Additive preorders of semirings

Semirings come from two major sources: classical ring theory and ordered algebraic structures. Every semiring $R$ is associated with an additive preorder: the natural increasing action preorder of the commutative additive monoid of $R$. This has $a \sqsubseteq b \Leftrightarrow \exists c : a+c = b$. This breaks up semirings into two basic classes: those whose additive preorders are symmetric and those whose preorder are antisymmetric.

Those semirings with symmetric preorder are precisely rings. To see this, notice that all J-total monoids are groups. on the other hand, it can be shown that semirings with antisymmetric preorder are ordered algebraic structures. This divides semirings along the lines that they most apppear in applications. Beyond these there are all the in between cases. The additively ordered semiring $\mathbb{N}$ is a special case, because although it is additively J-trivial it is also cancellative so that it can be embedded in a ring $\mathbb{Z}$. Most additively ordered semirings, such as the idempotent semirings emerging from quantales, cannot be embedded in rings under any circumstances. Numerical semigroups are also cancellative, commutative, and J-trivial, so they are another source of addition of semirings of this type.

Semirings with antisymmetric addition also emerge from classical ring theory. The ideals of a commutative ring form an idempotent semiring by the addition and multiplication of ideals. Radical ideals form a bounded distributive lattice $Spec(R)$ which means that they can also be represented as semirings under their lattice operations.
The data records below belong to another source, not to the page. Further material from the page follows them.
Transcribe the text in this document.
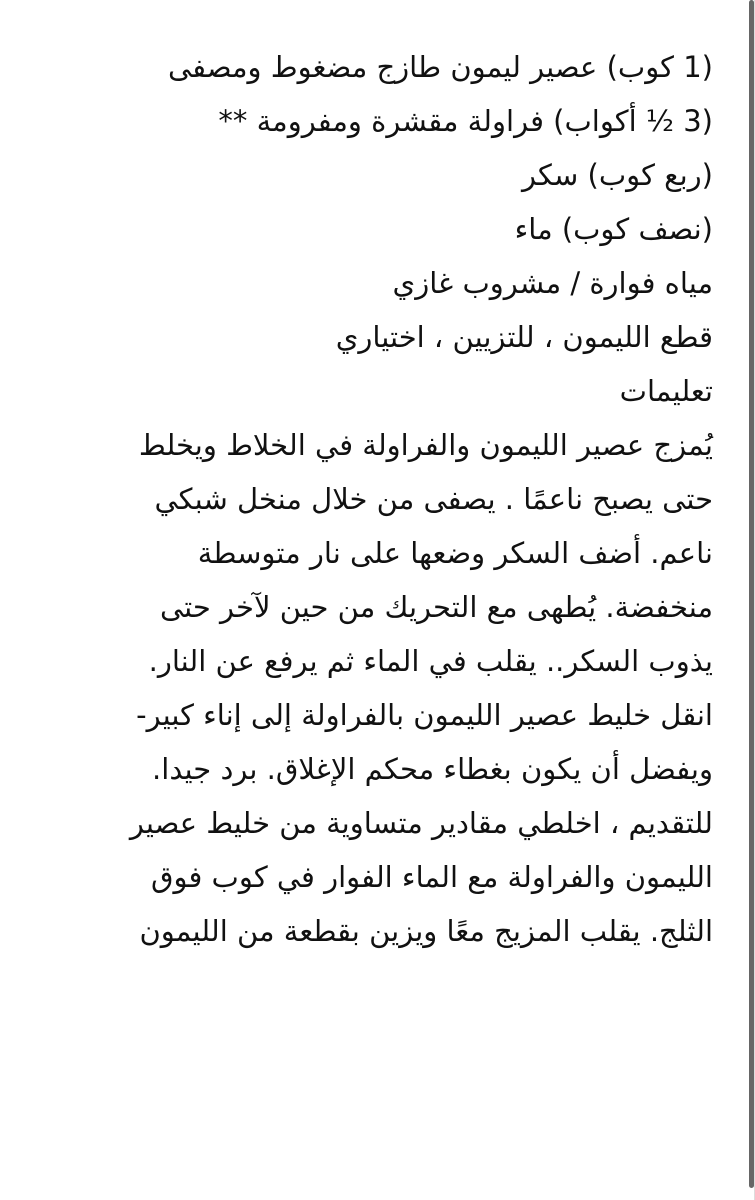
(1 كوب) عصير ليمون طازج مضغوط ومصفى
(3 ½ أكواب) فراولة مقشرة ومفرومة **
(ربع كوب) سكر
(نصف كوب) ماء
مياه فوارة / مشروب غازي
قطع الليمون ، للتزيين ، اختياري
تعليمات
يُمزج عصير الليمون والفراولة في الخلاط ويخلط
حتى يصبح ناعمًا . يصفى من خلال منخل شبكي
ناعم. أضف السكر وضعها على نار متوسطة
منخفضة. يُطهى مع التحريك من حين لآخر حتى
يذوب السكر.. يقلب في الماء ثم يرفع عن النار.
انقل خليط عصير الليمون بالفراولة إلى إناء كبير-
ويفضل أن يكون بغطاء محكم الإغلاق. برد جيدا.
للتقديم ، اخلطي مقادير متساوية من خليط عصير
الليمون والفراولة مع الماء الفوار في كوب فوق
الثلج. يقلب المزيج معًا ويزين بقطعة من الليمون
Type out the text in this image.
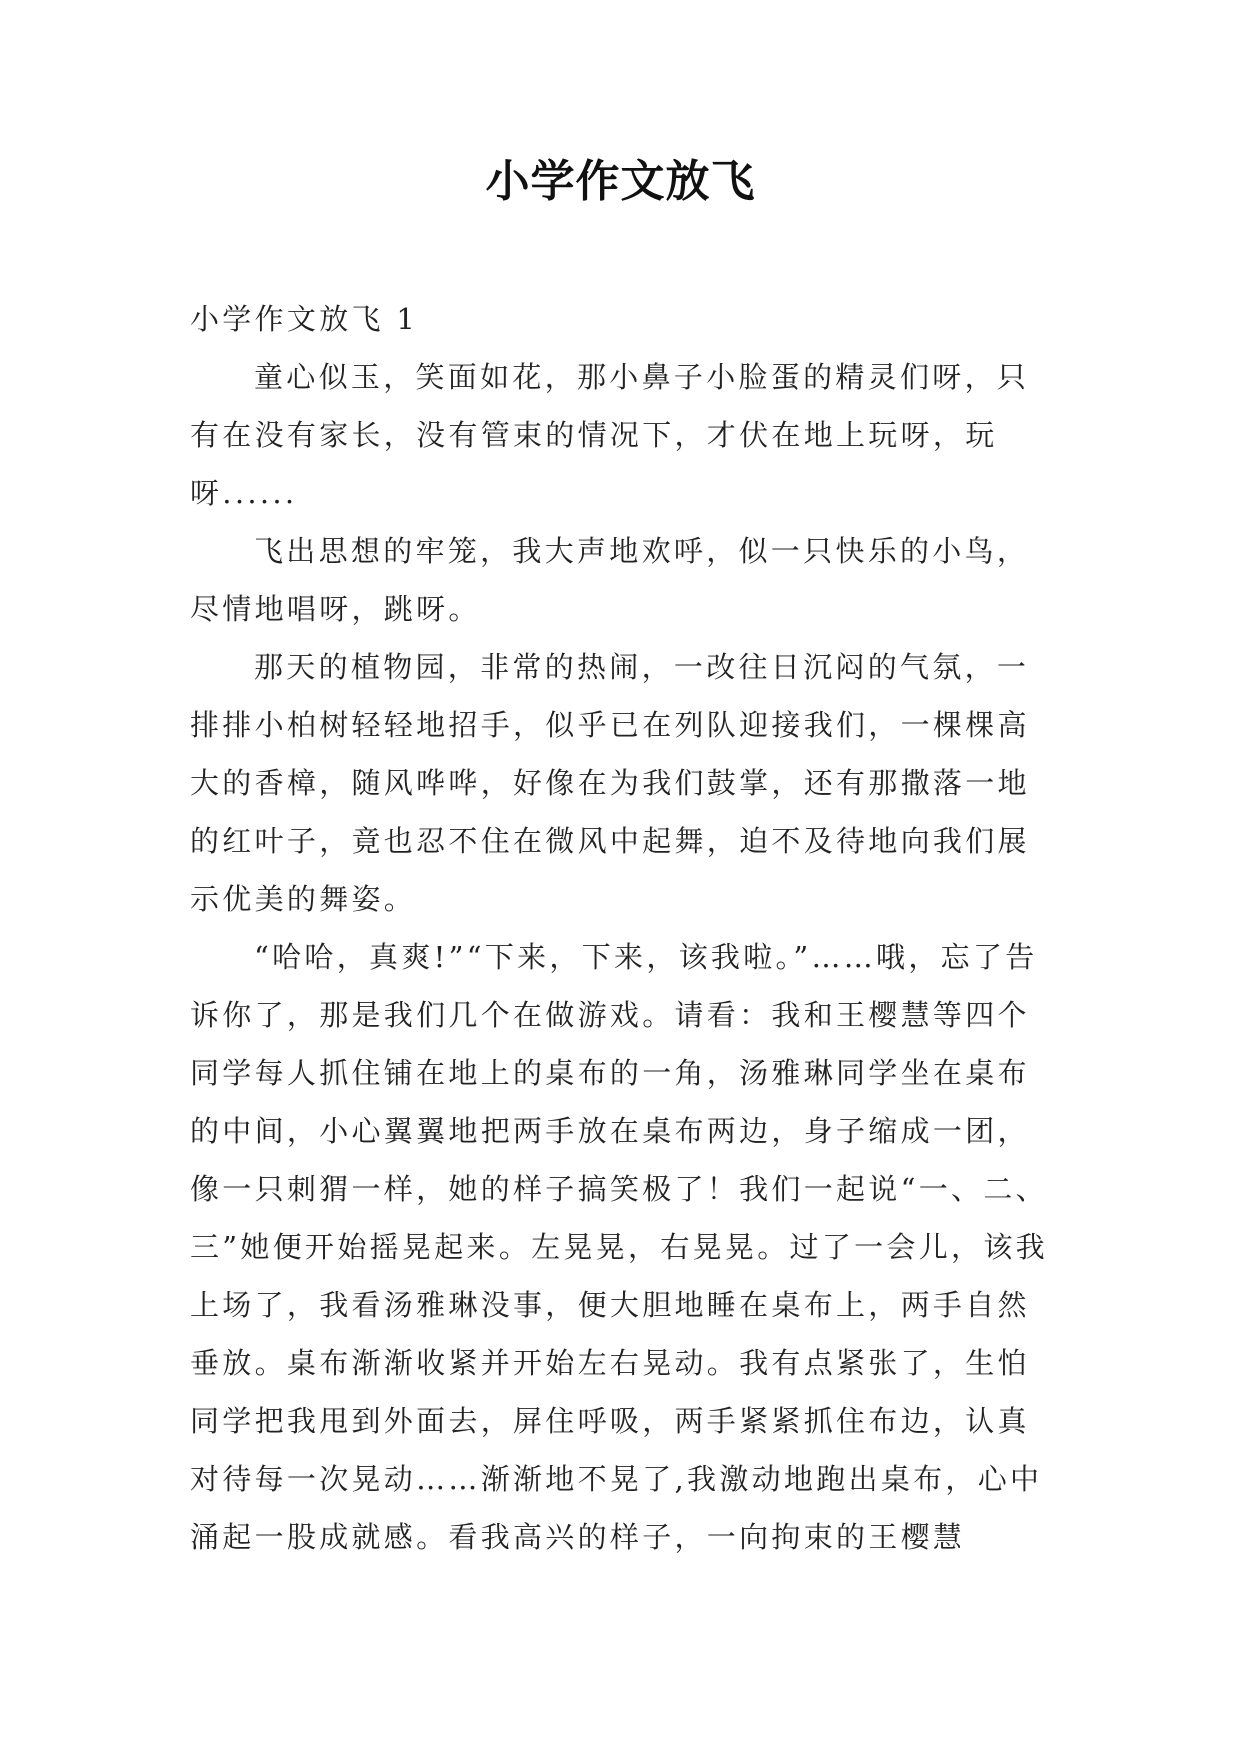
小学作文放飞

小学作文放飞 1

童心似玉，笑面如花，那小鼻子小脸蛋的精灵们呀，只有在没有家长，没有管束的情况下，才伏在地上玩呀，玩呀......

飞出思想的牢笼，我大声地欢呼，似一只快乐的小鸟，尽情地唱呀，跳呀。

那天的植物园，非常的热闹，一改往日沉闷的气氛，一排排小柏树轻轻地招手，似乎已在列队迎接我们，一棵棵高大的香樟，随风哗哗，好像在为我们鼓掌，还有那撒落一地的红叶子，竟也忍不住在微风中起舞，迫不及待地向我们展示优美的舞姿。

“哈哈，真爽!”“下来，下来，该我啦。”……哦，忘了告诉你了，那是我们几个在做游戏。请看：我和王樱慧等四个同学每人抓住铺在地上的桌布的一角，汤雅琳同学坐在桌布的中间，小心翼翼地把两手放在桌布两边，身子缩成一团，像一只刺猬一样，她的样子搞笑极了！我们一起说“一、二、三”她便开始摇晃起来。左晃晃，右晃晃。过了一会儿，该我上场了，我看汤雅琳没事，便大胆地睡在桌布上，两手自然垂放。桌布渐渐收紧并开始左右晃动。我有点紧张了，生怕同学把我甩到外面去，屏住呼吸，两手紧紧抓住布边，认真对待每一次晃动……渐渐地不晃了,我激动地跑出桌布，心中涌起一股成就感。看我高兴的样子，一向拘束的王樱慧
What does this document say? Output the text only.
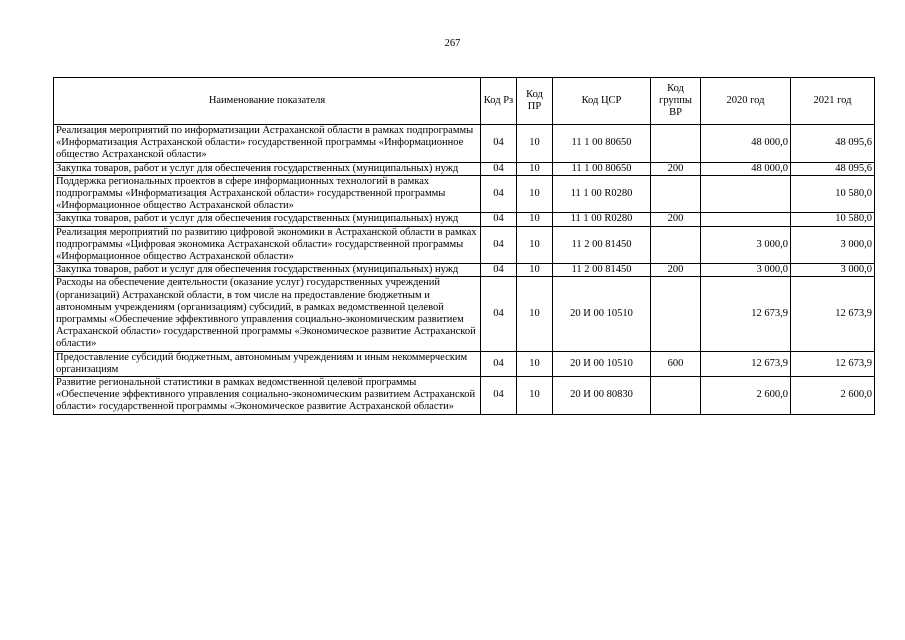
267
Наименование показателя	Код Рз	Код ПР	Код ЦСР	Код группы ВР	2020 год	2021 год
Реализация мероприятий по информатизации Астраханской области в рамках подпрограммы «Информатизация Астраханской области» государственной программы «Информационное общество Астраханской области»	04	10	11 1 00 80650		48 000,0	48 095,6
Закупка товаров, работ и услуг для обеспечения государственных (муниципальных) нужд	04	10	11 1 00 80650	200	48 000,0	48 095,6
Поддержка региональных проектов в сфере информационных технологий в рамках подпрограммы «Информатизация Астраханской области» государственной программы «Информационное общество Астраханской области»	04	10	11 1 00 R0280			10 580,0
Закупка товаров, работ и услуг для обеспечения государственных (муниципальных) нужд	04	10	11 1 00 R0280	200		10 580,0
Реализация мероприятий по развитию цифровой экономики в Астраханской области в рамках подпрограммы «Цифровая экономика Астраханской области» государственной программы «Информационное общество Астраханской области»	04	10	11 2 00 81450		3 000,0	3 000,0
Закупка товаров, работ и услуг для обеспечения государственных (муниципальных) нужд	04	10	11 2 00 81450	200	3 000,0	3 000,0
Расходы на обеспечение деятельности (оказание услуг) государственных учреждений (организаций) Астраханской области, в том числе на предоставление бюджетным и автономным учреждениям (организациям) субсидий, в рамках ведомственной целевой программы «Обеспечение эффективного управления социально-экономическим развитием Астраханской области» государственной программы «Экономическое развитие Астраханской области»	04	10	20 И 00 10510		12 673,9	12 673,9
Предоставление субсидий бюджетным, автономным учреждениям и иным некоммерческим организациям	04	10	20 И 00 10510	600	12 673,9	12 673,9
Развитие региональной статистики в рамках ведомственной целевой программы «Обеспечение эффективного управления социально-экономическим развитием Астраханской области» государственной программы «Экономическое развитие Астраханской области»	04	10	20 И 00 80830		2 600,0	2 600,0
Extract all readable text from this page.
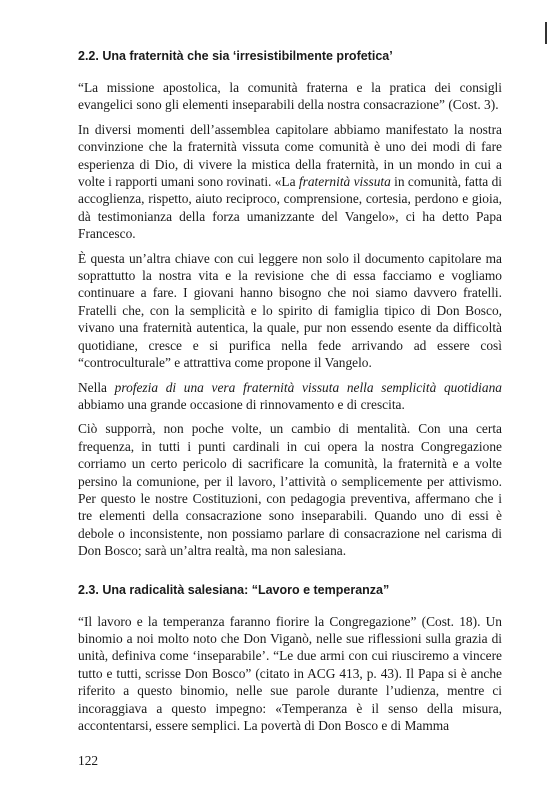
2.2. Una fraternità che sia ‘irresistibilmente profetica’

“La missione apostolica, la comunità fraterna e la pratica dei consigli evangelici sono gli elementi inseparabili della nostra consacrazione” (Cost. 3).

In diversi momenti dell’assemblea capitolare abbiamo manifestato la nostra convinzione che la fraternità vissuta come comunità è uno dei modi di fare esperienza di Dio, di vivere la mistica della fraternità, in un mondo in cui a volte i rapporti umani sono rovinati. «La fraternità vissuta in comunità, fatta di accoglienza, rispetto, aiuto reciproco, comprensione, cortesia, perdono e gioia, dà testimonianza della forza umanizzante del Vangelo», ci ha detto Papa Francesco.

È questa un’altra chiave con cui leggere non solo il documento capitolare ma soprattutto la nostra vita e la revisione che di essa facciamo e vogliamo continuare a fare. I giovani hanno bisogno che noi siamo davvero fratelli. Fratelli che, con la semplicità e lo spirito di famiglia tipico di Don Bosco, vivano una fraternità autentica, la quale, pur non essendo esente da difficoltà quotidiane, cresce e si purifica nella fede arrivando ad essere così “controculturale” e attrattiva come propone il Vangelo.

Nella profezia di una vera fraternità vissuta nella semplicità quotidiana abbiamo una grande occasione di rinnovamento e di crescita.

Ciò supporrà, non poche volte, un cambio di mentalità. Con una certa frequenza, in tutti i punti cardinali in cui opera la nostra Congregazione corriamo un certo pericolo di sacrificare la comunità, la fraternità e a volte persino la comunione, per il lavoro, l’attività o semplicemente per attivismo. Per questo le nostre Costituzioni, con pedagogia preventiva, affermano che i tre elementi della consacrazione sono inseparabili. Quando uno di essi è debole o inconsistente, non possiamo parlare di consacrazione nel carisma di Don Bosco; sarà un’altra realtà, ma non salesiana.

2.3. Una radicalità salesiana: “Lavoro e temperanza”

“Il lavoro e la temperanza faranno fiorire la Congregazione” (Cost. 18). Un binomio a noi molto noto che Don Viganò, nelle sue riflessioni sulla grazia di unità, definiva come ‘inseparabile’. “Le due armi con cui riusciremo a vincere tutto e tutti, scrisse Don Bosco” (citato in ACG 413, p. 43). Il Papa si è anche riferito a questo binomio, nelle sue parole durante l’udienza, mentre ci incoraggiava a questo impegno: «Temperanza è il senso della misura, accontentarsi, essere semplici. La povertà di Don Bosco e di Mamma

122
Theorem. let $R$ be a semiring with additive preorder $\sqsubseteq$. Then addition and multiplication are both monotone over this preorder.

Proof. (1) suppose $a \sqsubseteq b$ then $a+c = b$. Let $d$ be another element, then $(d+a)+c = (d+b)$ so $d+a \subseteq d+b$ by $c$.

(2) suppose $a \subseteq b$ then $a+c = b$. Let $d$ be another element, then $d(a+c) = da + dc = db$ so $da\subseteq db$ by $dc$. $\square$

By the preceding theorem, every semiring is a preordered algebraic structure. This is even true in the case of rings, it is just that the additive preorder on rings is the complete relation, and every map to a complete relation is monotone. Complete preorders are maximal in the hom class comparison ordering induced by underlying set functor.

In the more interesting case, when the semiring is not a ring, this turns any semiring into a preordered algebraic structure. Further, every semiring with antisymmetric preorder is an ordered algebraic structure. $\mathbb{N}$ is a good first example: both addition and multiplication are monotone over the additive ordering of the natural numbers. This is the subject of a corollary.

Corollary. let $R$ be a semiring with additive partial order $\sqsubseteq$. Then $R$ is an ordered semiring with respect to its additive ordering.

This covers the second basic case of semirings besides rings: those emerging from ordered algebraic structures. This idea neatly divides semirings into two basic classes: rings and ordered semirings. The other semirings have a mix of symmetry and antisymmetry of some kind.

Idempotent semirings are a very promising case, because they allow us to define all kinds of algebraic operations on sets: such as the arithmetic of ideals of semigroups and rings and the composition of morphism systems of a category. The use of idempotent semirings in category theory gets around the use of partial operations. There are also links between idempotent semirings, quantales, and hyperoperations that could be of use in number theory.